Tame Impala non sono una normale rock band. Non lo sono mai stati. Non lo erano neanche quando la loro musica era basata essenzialmente sulle chitarre acidone. Figuriamoci adesso. Parlare di loro al plurale, lo sapete già tutti, è solo un inutile vezzo: Kevin Parker è da sempre un uomo solo al comando. Uno che scrive, suona, canta, registra, produce e mixa tutto da solo.
Uno che lo studio di registrazione, più che “nella cameretta”, ce l’ha nel cervello. E la chiave di tutto è proprio quella lì: Currents è essenzialmente il frutto del lavoro di un produttore con un’estetica molto personale e riconoscibile. Uno che sa plasmare la materia pop a sua immagine e somiglianza.
E pop è proprio la parola intorno a cui ruota tutto, anche se si tratta di un pop diverso, marcio e pure, come potrebbe essere altrimenti, psichedelico. Già le prime anticipazioni, in circolo da qualche mese, ci avevano fatto scattare sull’attenti: i Tame Impala del 2015 sono diversi da quelli del 2010 e da quelli del 2012, giocano con un altro immaginario, pescano negli anni ’80 più torbidi e provano a far convivere il Michael Jackson di Thriller con un approccio alla Daft Punk della bassa fedeltà. Vi state spaventando? Vi sembrano paragoni improponibili? Siete convinti che resterete delusi? Bene, vi sbagliate: Kevin Parker si dimostra ancora una volta lucido e credibile nello sviluppare la sua idea di suono, sempre la stessa, non è cambiato nulla, in un contesto che invece è quasi opposto a quello dei dischi precedenti.
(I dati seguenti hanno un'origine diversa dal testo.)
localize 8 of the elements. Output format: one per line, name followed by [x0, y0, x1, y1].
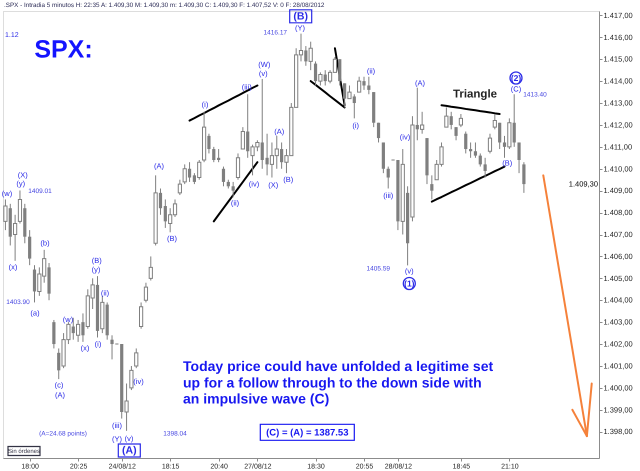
text: SPX:: [34, 36, 93, 64]
annotation: (C) = (A) = 1387.53: [266, 427, 348, 438]
annotation: (B): [293, 10, 308, 22]
annotation: (1): [404, 278, 415, 288]
annotation: Today price could have unfolded a legitime set up for a follow through to the down side with an impulsive wave (C): [183, 358, 494, 407]
annotation: Triangle: [452, 88, 498, 100]
annotation: (2): [510, 73, 522, 83]
annotation: (A): [122, 444, 137, 456]
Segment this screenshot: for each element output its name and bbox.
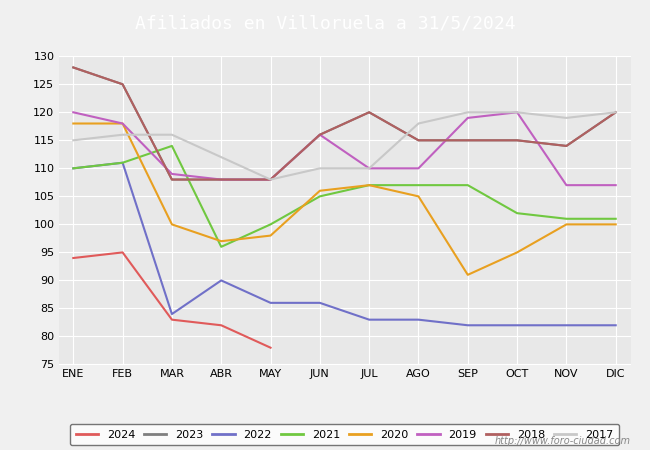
Legend: 2024, 2023, 2022, 2021, 2020, 2019, 2018, 2017: 2024, 2023, 2022, 2021, 2020, 2019, 2018… xyxy=(70,424,619,445)
Text: Afiliados en Villoruela a 31/5/2024: Afiliados en Villoruela a 31/5/2024 xyxy=(135,14,515,33)
Text: http://www.foro-ciudad.com: http://www.foro-ciudad.com xyxy=(495,436,630,446)
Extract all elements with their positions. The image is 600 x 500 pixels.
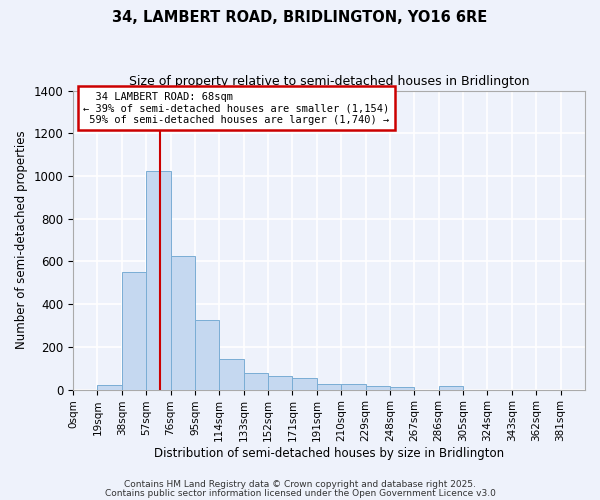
Text: Contains public sector information licensed under the Open Government Licence v3: Contains public sector information licen…	[104, 488, 496, 498]
Bar	[268, 376, 292, 390]
Title: Size of property relative to semi-detached houses in Bridlington: Size of property relative to semi-detach…	[129, 75, 529, 88]
Text: 34 LAMBERT ROAD: 68sqm  
← 39% of semi-detached houses are smaller (1,154)
 59% : 34 LAMBERT ROAD: 68sqm ← 39% of semi-det…	[83, 92, 389, 125]
Bar	[439, 386, 463, 390]
Bar	[195, 320, 220, 390]
Bar	[292, 378, 317, 390]
Bar	[390, 387, 415, 390]
X-axis label: Distribution of semi-detached houses by size in Bridlington: Distribution of semi-detached houses by …	[154, 447, 504, 460]
Text: 34, LAMBERT ROAD, BRIDLINGTON, YO16 6RE: 34, LAMBERT ROAD, BRIDLINGTON, YO16 6RE	[112, 10, 488, 25]
Bar	[122, 272, 146, 390]
Bar	[317, 384, 341, 390]
Bar	[97, 386, 122, 390]
Text: Contains HM Land Registry data © Crown copyright and database right 2025.: Contains HM Land Registry data © Crown c…	[124, 480, 476, 489]
Bar	[341, 384, 365, 390]
Bar	[170, 256, 195, 390]
Bar	[365, 386, 390, 390]
Bar	[220, 358, 244, 390]
Y-axis label: Number of semi-detached properties: Number of semi-detached properties	[15, 131, 28, 350]
Bar	[146, 170, 170, 390]
Bar	[244, 372, 268, 390]
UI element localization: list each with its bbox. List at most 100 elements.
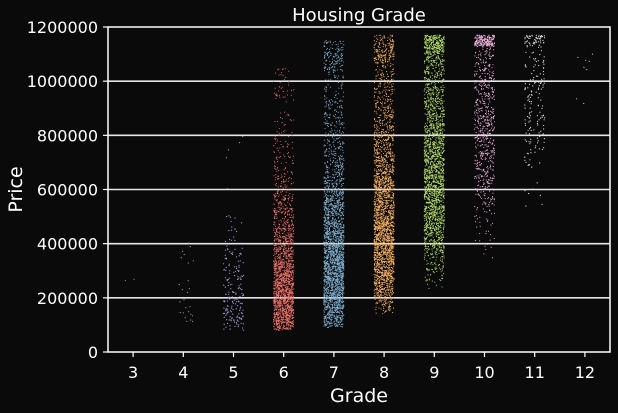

La fanno da padrone i sintetizzatori, quelli vecchi e sporchi, e il vintage che cerca di non scadere nel revival. Quando ci riesce, il risultato è davvero sublime: come nel singolo Let It Happen, un viaggio di otto minuti che raggiunge il suo picco quando la traccia s’incanta e il disco sembra essersi rotto. Lo copieranno tutti.